La Boulinière, tome 2, chap. IV. Val d’Azun
Puis (p. 58-60), un « itinéraire » dont La Boulinière ne nous cache pas la difficulté et les dangers, celui qui conduit d’Arrens aux Eaux-Bonnes. Souci de relier, par un itinéraire original , deux « villes d’eaux » fréquentées par les touristes et les curistes, Argelès et Eaux-Bonnes ? Le chemin suivi côtoie les dangereux marais de Cabouzou (Cap d’Ouzom, les sources de l’Ouzom au pied du cirque du Litor). Puis il faut choisir entre le Col de Tortes et le Col d’Arbaze, avant de gagner Eaux-Bonnes et ses superbes ombrages.
– On pourra « suivre » cette excursion sur la carte de Cassini, sur le site du Géoportail en cliquant sur ce lien qui ouvre directement Géoportail et donne accès à toutes ses couches :
⇒ Itinéraire d’Arrens à Laruns.
Voir aussi, sur le site
– L’étude de la Boulinière : Les Pantières, la chasse à la palombe. Contenant une brève notice sur La Boulinière avec des liens de téléchargement pour les trois tomes de l’Itinéraire…
– Et l’article sur la Carte de Cassini avec une explication de l’étrange mention des Oueilles de Cabouzon
Notes
[1] Cyprien Despourrins (1698[1]59), est un poète béarnais et l’auteur de chansons célèbres du Béarn : Rosinholet que canta, Quant vòs ganhar pastoreta charmanta…
[2] Louis Ramond de Carbonnières (1755-1827), botaniste et géologue – ami de Napoléon et préfet sous l’Empire – est considéré comme « l’inventeur » du Pyrénéisme. Voir Henri Beraldi, Cent ans aux Pyrénées, tome 1.

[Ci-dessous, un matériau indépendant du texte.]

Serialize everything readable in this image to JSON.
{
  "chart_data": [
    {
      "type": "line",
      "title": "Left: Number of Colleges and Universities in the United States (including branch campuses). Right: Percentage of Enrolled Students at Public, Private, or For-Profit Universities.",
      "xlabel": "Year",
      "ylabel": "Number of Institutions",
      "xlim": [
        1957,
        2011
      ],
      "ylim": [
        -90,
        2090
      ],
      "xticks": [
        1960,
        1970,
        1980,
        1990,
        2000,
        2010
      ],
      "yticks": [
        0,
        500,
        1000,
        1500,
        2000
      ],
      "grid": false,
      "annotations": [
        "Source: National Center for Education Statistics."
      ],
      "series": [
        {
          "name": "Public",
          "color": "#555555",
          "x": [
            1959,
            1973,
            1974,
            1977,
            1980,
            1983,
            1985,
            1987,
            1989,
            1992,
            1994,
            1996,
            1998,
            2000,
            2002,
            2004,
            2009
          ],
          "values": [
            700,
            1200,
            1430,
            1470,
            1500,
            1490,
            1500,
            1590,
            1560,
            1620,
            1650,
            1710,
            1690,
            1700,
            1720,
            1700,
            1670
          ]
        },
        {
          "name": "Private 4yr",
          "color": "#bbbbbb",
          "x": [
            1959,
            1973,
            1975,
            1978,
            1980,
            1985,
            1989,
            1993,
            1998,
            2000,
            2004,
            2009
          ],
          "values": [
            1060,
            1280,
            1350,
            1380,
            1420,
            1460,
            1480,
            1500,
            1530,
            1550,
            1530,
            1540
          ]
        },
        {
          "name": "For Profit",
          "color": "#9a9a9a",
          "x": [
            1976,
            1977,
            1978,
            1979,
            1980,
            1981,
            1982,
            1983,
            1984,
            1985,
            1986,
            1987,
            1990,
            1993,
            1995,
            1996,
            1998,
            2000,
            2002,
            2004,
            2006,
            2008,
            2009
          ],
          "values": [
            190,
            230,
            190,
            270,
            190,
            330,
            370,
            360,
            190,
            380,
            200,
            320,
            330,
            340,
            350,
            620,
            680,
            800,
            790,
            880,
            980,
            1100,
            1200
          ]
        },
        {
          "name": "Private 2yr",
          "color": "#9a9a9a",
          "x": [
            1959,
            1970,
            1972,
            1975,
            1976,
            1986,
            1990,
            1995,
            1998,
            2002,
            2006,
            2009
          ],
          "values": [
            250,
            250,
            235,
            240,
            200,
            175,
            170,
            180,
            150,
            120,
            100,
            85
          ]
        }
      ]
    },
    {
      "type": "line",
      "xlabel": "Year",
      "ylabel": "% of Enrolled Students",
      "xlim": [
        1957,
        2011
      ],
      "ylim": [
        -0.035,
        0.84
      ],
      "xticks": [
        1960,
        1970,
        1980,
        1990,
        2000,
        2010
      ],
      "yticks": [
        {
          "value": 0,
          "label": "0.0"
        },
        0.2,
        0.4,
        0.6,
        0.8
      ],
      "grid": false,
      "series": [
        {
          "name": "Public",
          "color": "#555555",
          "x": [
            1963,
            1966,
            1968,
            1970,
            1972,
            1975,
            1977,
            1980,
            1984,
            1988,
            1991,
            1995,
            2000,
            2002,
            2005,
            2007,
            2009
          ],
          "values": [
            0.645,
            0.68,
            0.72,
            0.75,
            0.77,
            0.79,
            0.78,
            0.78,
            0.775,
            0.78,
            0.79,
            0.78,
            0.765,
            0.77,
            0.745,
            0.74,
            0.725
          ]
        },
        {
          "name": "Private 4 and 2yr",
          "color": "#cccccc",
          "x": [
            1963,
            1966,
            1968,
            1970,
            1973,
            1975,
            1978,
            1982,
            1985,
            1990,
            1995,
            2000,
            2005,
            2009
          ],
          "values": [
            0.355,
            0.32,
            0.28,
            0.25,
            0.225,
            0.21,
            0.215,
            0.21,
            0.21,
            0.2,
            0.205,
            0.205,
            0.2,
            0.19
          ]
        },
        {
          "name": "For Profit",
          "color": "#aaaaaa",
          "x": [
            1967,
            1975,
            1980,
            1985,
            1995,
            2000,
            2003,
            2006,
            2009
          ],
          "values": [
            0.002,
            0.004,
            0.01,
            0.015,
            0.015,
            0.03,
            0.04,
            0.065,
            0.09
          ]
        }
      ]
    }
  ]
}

[3] Henri Beraldi. Cent ans aux Pyrénées, 7 tomes édités de 1898 à 1904, tome 1 p. 154.
[4] Enfance d’Henri IV à Coarraze qui relève plus de la légende que de l’Histoire : Henri IV n’était alors qu’un nourrisson ; il n’y a passé que les premiers mois de sa vie.
[5] Cette partie de l’article n’est pas reproduite ici
. Voir ou télécharger : La Boulinière, Itinéraire…, tome 1.